3-nation crew blasts off to space station
Washington: A Soyuz MS-11, carrying one astronaut each from the US and Canada and a cosmonaut from Russia, has been successfully launched to the International Space Station (ISS) on Monday and has safely reached orbit, the US space agency NASA said in a statement.
The Soyuz MS-11 launched from the Baikonur Cosmodrome in Kazakhstan to the ISS at 6.31 a.m. EST on Monday (5.31 p.m. in Baikonur). At the time of launch, the station was flying about 250 miles over central Kazakhstan southwest of the capital of Astana, 405 miles ahead of the Soyuz as it leaves the launch pad.
NASA astronaut Anne McClain, David Saint-Jacques of the Canadian Space Agency and Oleg Konenenko of the Russian space agency Roscosmos began their six-hour trip to the orbital laboratory where they will live and work for the next six-and-a-half months.

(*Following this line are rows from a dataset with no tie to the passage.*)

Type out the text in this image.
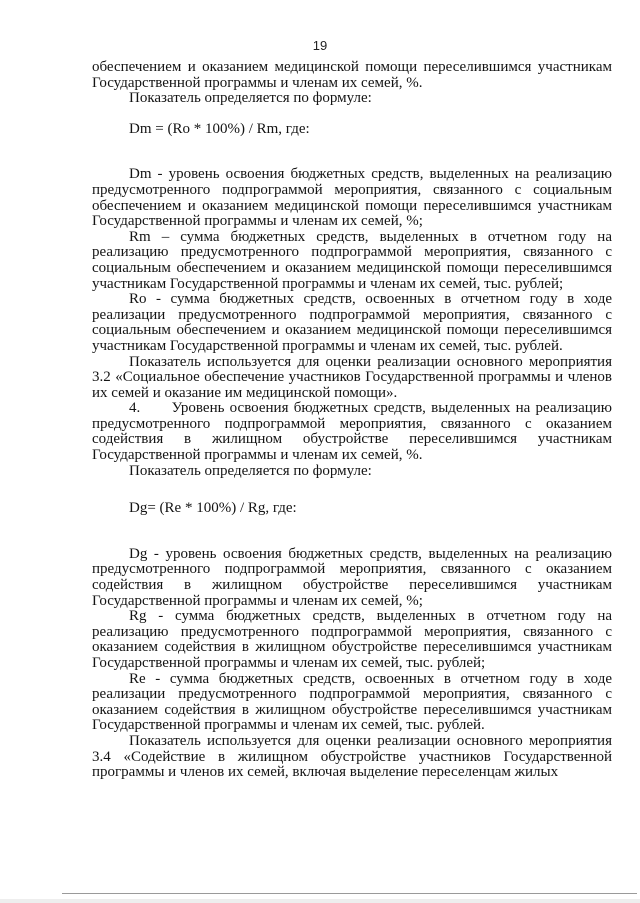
19

обеспечением и оказанием медицинской помощи переселившимся участникам Государственной программы и членам их семей, %.

Показатель определяется по формуле:

Dm = (Ro * 100%) / Rm, где:

Dm - уровень освоения бюджетных средств, выделенных на реализацию предусмотренного подпрограммой мероприятия, связанного с социальным обеспечением и оказанием медицинской помощи переселившимся участникам Государственной программы и членам их семей, %;

Rm – сумма бюджетных средств, выделенных в отчетном году на реализацию предусмотренного подпрограммой мероприятия, связанного с социальным обеспечением и оказанием медицинской помощи переселившимся участникам Государственной программы и членам их семей, тыс. рублей;

Ro - сумма бюджетных средств, освоенных в отчетном году в ходе реализации предусмотренного подпрограммой мероприятия, связанного с социальным обеспечением и оказанием медицинской помощи переселившимся участникам Государственной программы и членам их семей, тыс. рублей.

Показатель используется для оценки реализации основного мероприятия 3.2 «Социальное обеспечение участников Государственной программы и членов их семей и оказание им медицинской помощи».

4.      Уровень освоения бюджетных средств, выделенных на реализацию предусмотренного подпрограммой мероприятия, связанного с оказанием содействия в жилищном обустройстве переселившимся участникам Государственной программы и членам их семей, %.

Показатель определяется по формуле:

Dg= (Re * 100%) / Rg, где:

Dg - уровень освоения бюджетных средств, выделенных на реализацию предусмотренного подпрограммой мероприятия, связанного с оказанием содействия в жилищном обустройстве переселившимся участникам Государственной программы и членам их семей, %;

Rg - сумма бюджетных средств, выделенных в отчетном году на реализацию предусмотренного подпрограммой мероприятия, связанного с оказанием содействия в жилищном обустройстве переселившимся участникам Государственной программы и членам их семей, тыс. рублей;

Re - сумма бюджетных средств, освоенных в отчетном году в ходе реализации предусмотренного подпрограммой мероприятия, связанного с оказанием содействия в жилищном обустройстве переселившимся участникам Государственной программы и членам их семей, тыс. рублей.

Показатель используется для оценки реализации основного мероприятия 3.4 «Содействие в жилищном обустройстве участников Государственной программы и членов их семей, включая выделение переселенцам жилых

"The #Exp58 crew is safely in orbit! I'm grateful to Director General Dmitry Rogozin and the entire @NASA and @roscosmos teams for their dedication to making this launch a success. Ad Astra!," Jim Bridenstine, NASA Administrator tweeted on Monday.

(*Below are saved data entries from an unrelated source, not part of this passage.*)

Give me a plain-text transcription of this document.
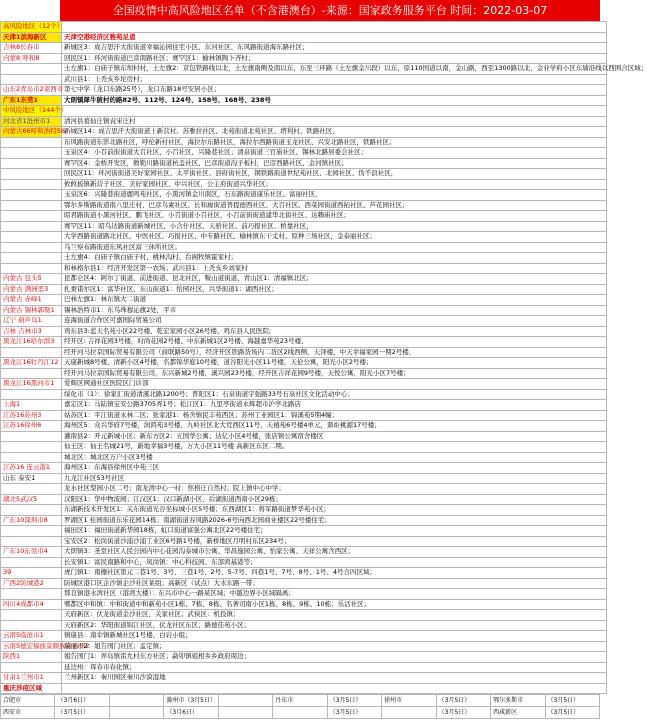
全国疫情中高风险地区名单（不含港澳台）-来源：国家政务服务平台 时间：2022-03-07
高风险地区（12个）	
天津1滨海新区	天津空港经济区雅苑足道
吉林8长春市	新城区3：成吉思汗大街街道幸福沁园住宅小区、东河社区、东风路街道海东路社区；
内蒙8 呼和8	回民区1：环河街街道巴彦南路社区；赛罕区1：榆林镇陶卜齐村；
	土左旗1：白庙子镇东坝村村，土左旗2：京包铁路线以北，土左旗南侧及南以东，东至三环路（土左旗金川段）以东，原110国道以南，金山路，西至1300路以北，金业学府小区东墙沿线以西围合区域；
	武川县1：上秃亥乡坨房村；
山东2青岛市2莱西市	第七中学（龙口东路25号），龙口东路18号安居小区；
广东1东莞1	大朗镇犀牛陂村的路82号、112号、124号、158号、168号、238号
中风险地区（144个）	
河北省1沧州市1	清河县葛仙庄镇袁宋庄村
内蒙古66呼和浩特58	新城区14：成吉思汗大街街道上新营村、苏雅拉社区、北苑街道北苑社区、塔利村、铁路社区，
	东风路街道东影北路社区，呼伦新村社区，海拉尔东路社区，海拉尔西路街道玉龙社区、兴安北路社区，铁路社区；
	玉泉区4：小召前街街道大召社区、小召社区，兴隆巷社区；清泉街道三官庙社区、锡林北路居委会社区；
	赛罕区4：金桥开发区，敕勒川路街道杭盖社区、巴彦街道沟子板村，巴彦西路社区、金河镇社区；
	回民区11：环河街街道美好家园社区、太平街社区、县府街社区，钢铁路街道世纪苑社区、北园社区、伪不浪社区，
	攸攸板镇新营子社区、美好家园社区、中兴社区，公主府街道兴华社区；
	玉泉区6：兴隆巷街道鹿鸣苑社区、小黑河镇金川南区，石东路街道康乐社区、富丽社区，
	鄂尔多斯路街道南八里庄村、巴彦乌素社区、长和廊街道普提德西社区、大召社区、西菜园街道西拓社区、芦花园社区；
	昭君路街道小黑河社区、鹏飞社区、小召街道小召社区，小召前街街道建华北街社区、达赖庙社区；
	赛罕区11：昭乌达路街道新城社区、小合什社区、天骄社区、前巧报社区、桥靠社区，
	大学西路街道路北社区，中医社区、巧报社区、中专路社区、榆林镇东干丈村、原种三场社区，金泰丽社区；
	乌兰察布路街道东风社区富三休所社区；
	土左旗4：白庙子镇白庙子村、桃林沟村、台阁牧镇霍家村；
	和林格尔县1：经济开发区第一农场；武川县1：上秃亥乡刘家村
内蒙古 包头5	昆都仑区4：阿尔丁街道、前进街道、昆北社区、鞍山道街道、青山区1：清福镇北区；
内蒙古 满洲里3	扎赉诺尔区1：富华社区、东山街道1：怡园社区、兴华街道1：湖西社区；
内蒙古 赤峰1	巴林左旗1：林东镇大二街道
内蒙古 锡林郭勒1	锡林浩特市1：东乌珠穆沁旗2处，平市
辽宁 葫芦岛1	连海街道合作区可嘉国际贸易公司
吉林 吉林市3	鸡东县3:蓝天名苑小区22号楼、乾宏家园小区26号楼、鸡东县人民医院;
黑龙江16哈尔滨3	经开区: 吉祥花园3号楼，时尚花园2号楼、中东新城1区2号楼、海越嘉华苑23号楼、
	经开河马拉京国际贸易有限公司（商联路50号），经济开区铁路货场内二货区2线西侧，天泽楼，中天幸福家园一期2号楼、
黑龙江16牡丹江12	天康新城8号楼，清新小区4号楼，名都锦华庭10号楼，道谷阳光小区11号楼，天伦公寓，阳光小区2号楼；
	经开河马拉京国际贸易有限公司，东兴新城2号楼，溪兴园23号楼，经开区吉祥花园9号楼，天悦公寓，阳光小区7号楼；
黑龙江16黑河市1	爱辉区网通社区医院区门诊部
	绥化市（1）：徐家汇街道清溪北路1200号；普陀区1：石泉街道宇强路33号石泉社区文化活动中心；
上海1	嘉定区1：马陆镇宝安公路3705弄1号；松江区1：九里亭街道永辉超市沪亭北路店
江苏16苏州3	姑苏区1：平江街道永林二区；张家港1：杨舍镇民丰苑西区；苏州工业园区1：锦溪苑5期4幢；
江苏16徐州6	海州区5：众兴华府7号楼，润鸿苑3号楼，九岭社区北大荒西区11号，天禧苑6号楼4单元，鼎炬桃源17号楼；
	灌南县2：开元新城小区；新东方区2：五国华公寓；达亿小区4号楼，张店镇公寓宿舍楼区
	仙王区：仙王名城21号，新地幸福3号楼，万大小区11号楼 高新区东区二期。
	城北区：城北区万户小区3号楼
江苏16 连云港1	海州区1：东海县徐州区中苑三区
山东 泰安1	九龙江社区53号社区
	龙水社区梨园小区二号；南龙湾中心一村：焦格庄自然村；院上镇中心中学；
湖北5武汉5	汉阳区1：华中物流园；江汉区1：汉口新湖小区、后湖街道西南小区29栋；
	东湖新技术开发区1：关东街道光谷坐标城小区5号楼；东西湖区1：将军路街道梦华苑小区；
广东10深圳市8	罗湖区1 桂园街道东乐花园14栋；南湖街道春风路2026-6号向西北园商业楼区22号楼住宅；
	福田区1：福田街道新华园18栋，虹口街道富强公寓北区22号楼住宅；
	宝安区2：松岗街道沙浦沙浦工业区6号路1号楼，新桥地区月明村东区234号；
广东10东莞市4	大朗镇3：圣堂社区人民公园内中心花园沟泰城市公寓、华昌逸园公寓、怡家公寓、天祥公寓含西区；
	长安镇1：富民南路和中心，凤岗镇：中心科技园、东部鸿基港等；
39	虎门镇1：南栅社区第元二巷1号、3号、三巷1号、2号、5-7号、四巷1号、7号、8号、1号、4号合四区域；
广西2防城港2	防城区港口区企沙镇企沙社区某组；高新区（试点）大水东路一带；
	那良镇港水湾社区（港湾大楼）：东兴市中心一路某区域；中越边界小区域隔离；
四川4成都市4	郫都区中和镇：中和街道中和新苑小区1栋、7栋、8栋、名著司南小区1栋、8栋、9栋、10栋；乐活社区；
	天府新区：伏龙街道金沙社区，关家社区；武侯区：机投镇；
	天府新区2：华阳街道锦江社区，伏龙社区东区；路德佳苑小区；
云南5临沧市1	镇康县：南伞镇新城社区1号楼、白岩小组；
云南5德宏傣族景颇族自治州2	瑞丽市2：姐告国门社区；孟定镇；
陕西1	姐告国门1：弄岛镇雷允村东方社区；勐卯镇姐相乡乡政府周边；
	延边州：珲春市春化镇；
甘肃1兰州市1	兰州新区1：秦川园区秦川沙漠湿地
重庆涉疫区域	
合肥市	（3月6日）		滁州市（3月5日）		丹东市	（3月5日）	徐州市	（3月5日）	鄂尔多斯市	（3月5日）
西安市	（3月5日）		（3月6日）			（3月5日）		（3月5日）	西咸新区	（3月5日）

The launch came less than two months after a booster failure forced a Soyuz spacecraft carrying Russian cosmonaut Alexey Ovchinin and US astronaut Nick Hague to make an emergency landing.
The incident became the first failure of a manned space launch in modern Russian history.
The crew arrival will briefly restore the station's crew complement to six as they join Serena Auñón-Chancellor of NASA, Expedition 57 Commander Alexander Gerst of ESA (European Space Agency) and Sergey Prokopyev of the Russian space agency Roscosmos, who are scheduled to remain aboard the station till December 20.
The crew members will also receive the SpaceX Dragon cargo resupply spacecraft set to launch on Tuesday from Cape Canaveral Air Force Station and deliver more than 5,800 pounds of critical research and supplies.
"Welcome to Space! The trio is now safely in orbit and solar arrays have successfully deployed on their Soyuz spacecraft. They will now embark on six-hour chasedown of the space station and are expected to arrive later today," NASA tweeted.